In a refresh to its Samsung Galaxy S series smartphone, Samsung is said to be adding an L to the moniker, making the refreshed device a Galaxy SL Android smartphone that will bring a Super LCD panel and Texas Instruments OMAP3 chipset to the smartphone. The refresh would eschew the company’s Super AMOLED display and Hummingbird processor in favor of a competing screen technology and competing CPU.
The move towards a Super LCD from a Super AMOLED screen and OMAP3 CPU from a Hummingbird processor could be to conserve resources and supplies for an upcoming Galaxy S 2 smartphone. The company may be dedicating its Super AMOLED resources or even its Super AMOLED production line to build a Super AMOLED Plus display for its Galaxy S successor. The aging Galaxy S series smartphone, which was debuted at the Spring 2010 CTIA trade show, would get components that may not seem as catchy in order to better promote the Galaxy S 2.

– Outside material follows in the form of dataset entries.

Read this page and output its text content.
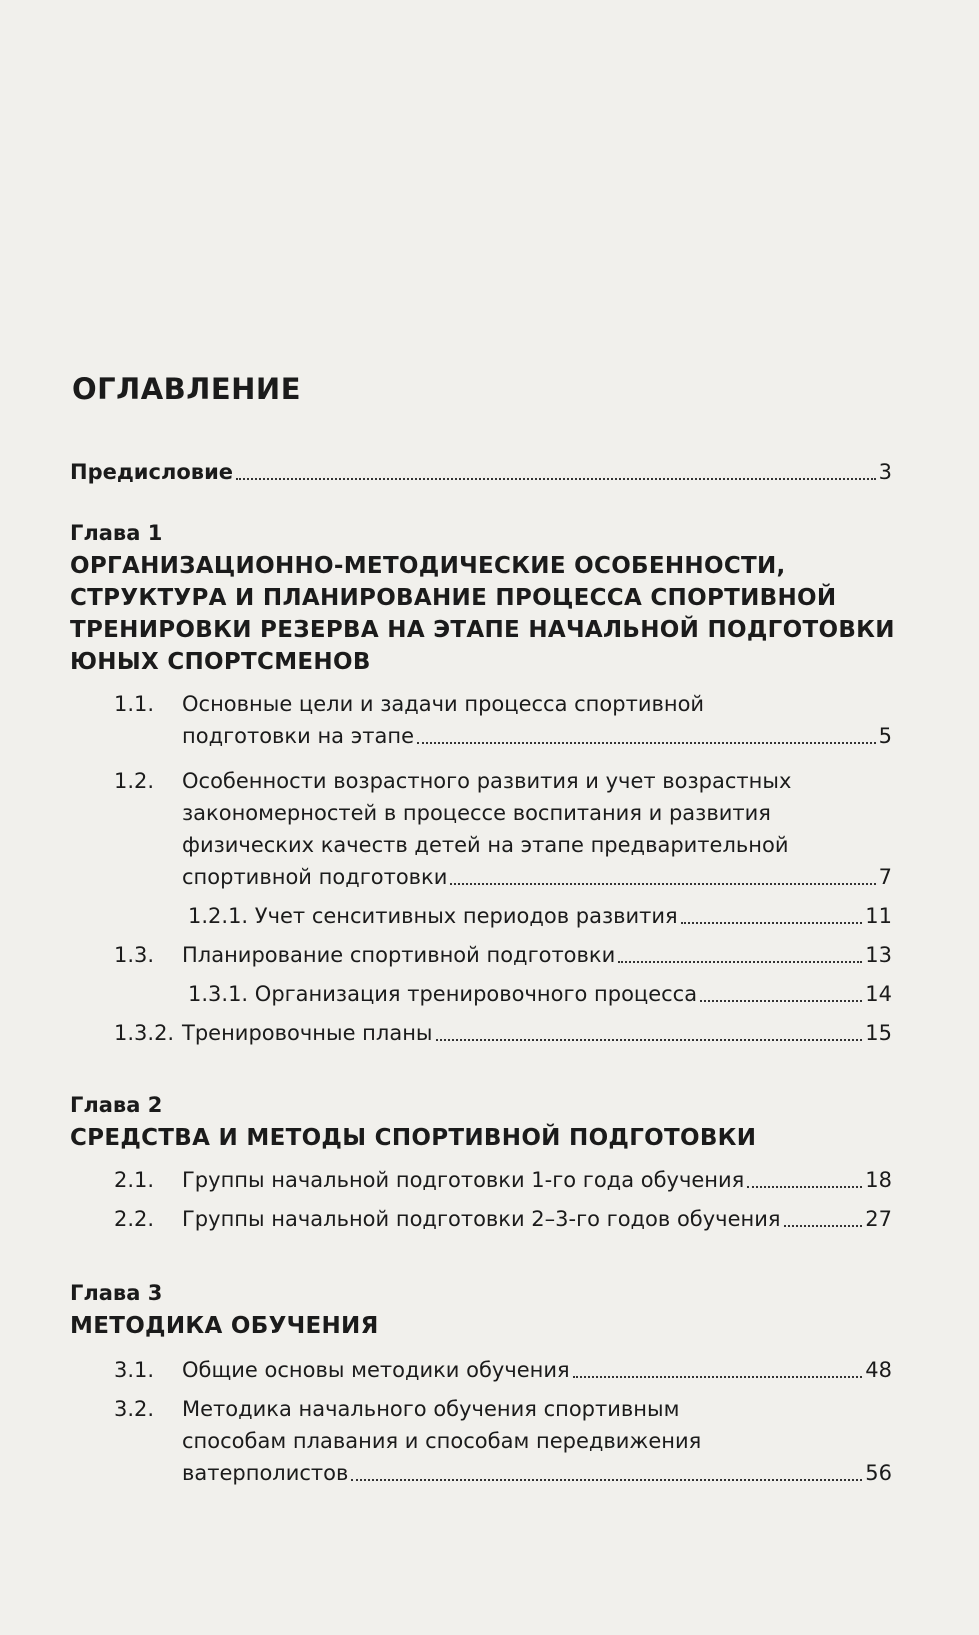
ОГЛАВЛЕНИЕ
Предисловие	3
Глава 1
ОРГАНИЗАЦИОННО-МЕТОДИЧЕСКИЕ ОСОБЕННОСТИ, СТРУКТУРА И ПЛАНИРОВАНИЕ ПРОЦЕССА СПОРТИВНОЙ ТРЕНИРОВКИ РЕЗЕРВА НА ЭТАПЕ НАЧАЛЬНОЙ ПОДГОТОВКИ ЮНЫХ СПОРТСМЕНОВ
1.1. Основные цели и задачи процесса спортивной
подготовки на этапе	5
1.2. Особенности возрастного развития и учет возрастных
закономерностей в процессе воспитания и развития
физических качеств детей на этапе предварительной
спортивной подготовки	7
1.2.1. Учет сенситивных периодов развития	11
1.3. Планирование спортивной подготовки	13
1.3.1. Организация тренировочного процесса	14
1.3.2. Тренировочные планы	15
Глава 2
СРЕДСТВА И МЕТОДЫ СПОРТИВНОЙ ПОДГОТОВКИ
2.1. Группы начальной подготовки 1-го года обучения	18
2.2. Группы начальной подготовки 2–3-го годов обучения	27
Глава 3
МЕТОДИКА ОБУЧЕНИЯ
3.1. Общие основы методики обучения	48
3.2. Методика начального обучения спортивным
способам плавания и способам передвижения
ватерполистов	56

The new Galaxy SL is a bit longer and thicker than its predecesor, but also includes a slightly larger battery, which does help according to GSM Arena. Also, rather than shipping with Android 2.1, the Galaxy SL will be shipping with Android 2.2 Froyo, which brings support for Adobe Flash 10.1 Mobile.
While those who prefer an AMOLED or Super AMOLED screen may miss it on the refreshed Galaxy SL smartphone, the move may be favorable to those who would prefer an LCD-based display. Smartphone users who use their devices to read e-books, emails, and browse text-based Web pages may find that LCD-based screens produce sharper text. Super AMOLED, on the other hand, may be better for those who prefer to view images and videos on their devices as contast and color are really saturated and the screen is bright for that use-case, though Super AMOLED displays produce what appears to be grainier text renderings.
Also, those who say that AMOLED-based displays are better at battery life may not be entirely accurate. As AMOLED displays light up only in areas of the screen that display whites and colors–black areas of the screen are not lit up, which helps to conserve battery life and produce dark, rich blacks in videos and images–some argue that the Super AMOLED display may be more battery efficient. However, that case is true only when a user views a page that has a lot of black areas. Viewing Web pages, where the background is white and the text is black may not necessarily be better for battery life. It is for this reason that Microsoft had designed its Metro UI on Windows Phone 7’s home screen to have strips of black on the sides.